Politicians and unions again call for action to curb employment on a “zero hours” basis, following the news that employers are using about 1.4m contracts that do not guarantee a minimum number of hours.
Adam Lambert, Employment partner at Clyde & Co says: “Zero hours contracts can allow people to do occasional work if and when it fits in with their other commitments, rather than having inflexible working commitments that don't fit in. So, they are not always the contracts of last resort for workers. Workers on zero hours contracts will still have the benefit of employment rights such as the national minimum wage, holiday pay and protection from discrimination. Depending on the contracts, they may also gain the rights that are only attained over time, such as unfair dismissal protection and redundancy rights.
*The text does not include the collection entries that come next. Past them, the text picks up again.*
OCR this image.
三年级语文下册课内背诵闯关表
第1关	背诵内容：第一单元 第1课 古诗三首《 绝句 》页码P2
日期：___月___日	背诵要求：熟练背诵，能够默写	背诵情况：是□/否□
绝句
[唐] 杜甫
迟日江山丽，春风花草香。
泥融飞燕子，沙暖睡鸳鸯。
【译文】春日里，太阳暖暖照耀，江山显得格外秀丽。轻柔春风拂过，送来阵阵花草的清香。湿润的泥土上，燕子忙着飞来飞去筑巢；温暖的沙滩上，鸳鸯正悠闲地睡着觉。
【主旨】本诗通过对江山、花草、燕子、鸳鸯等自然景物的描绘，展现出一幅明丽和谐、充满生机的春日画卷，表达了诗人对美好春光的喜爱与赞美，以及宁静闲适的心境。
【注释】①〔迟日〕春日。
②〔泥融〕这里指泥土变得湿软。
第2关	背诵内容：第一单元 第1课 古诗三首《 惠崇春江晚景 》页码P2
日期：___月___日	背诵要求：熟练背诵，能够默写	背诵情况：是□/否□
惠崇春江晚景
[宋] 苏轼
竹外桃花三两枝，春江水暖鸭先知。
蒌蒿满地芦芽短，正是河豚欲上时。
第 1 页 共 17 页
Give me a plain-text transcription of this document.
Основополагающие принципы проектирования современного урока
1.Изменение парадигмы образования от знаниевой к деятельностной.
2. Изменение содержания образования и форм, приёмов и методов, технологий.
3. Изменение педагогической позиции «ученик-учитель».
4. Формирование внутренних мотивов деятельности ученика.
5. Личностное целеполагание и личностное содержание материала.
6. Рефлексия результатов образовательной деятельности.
A combination of the unpopular tribunal fees and the low pay of the average zero-hours worker means the tribunal system is not going to be the solution for enforcement of regulation of such contracts. However, some regulation is possible to stop abuse. Making exclusivity clauses void, as proposed by Vince Cable, would help to stop one form of abuse as workers with no hours commitment from their employer could still seek work elsewhere. But for it to work, there needs to be a clear definition of what a zero-hours contract actually is. And if you over-regulate zero-hours contracts, will we see the birth of 'one-hour contracts' to avoid the rules?”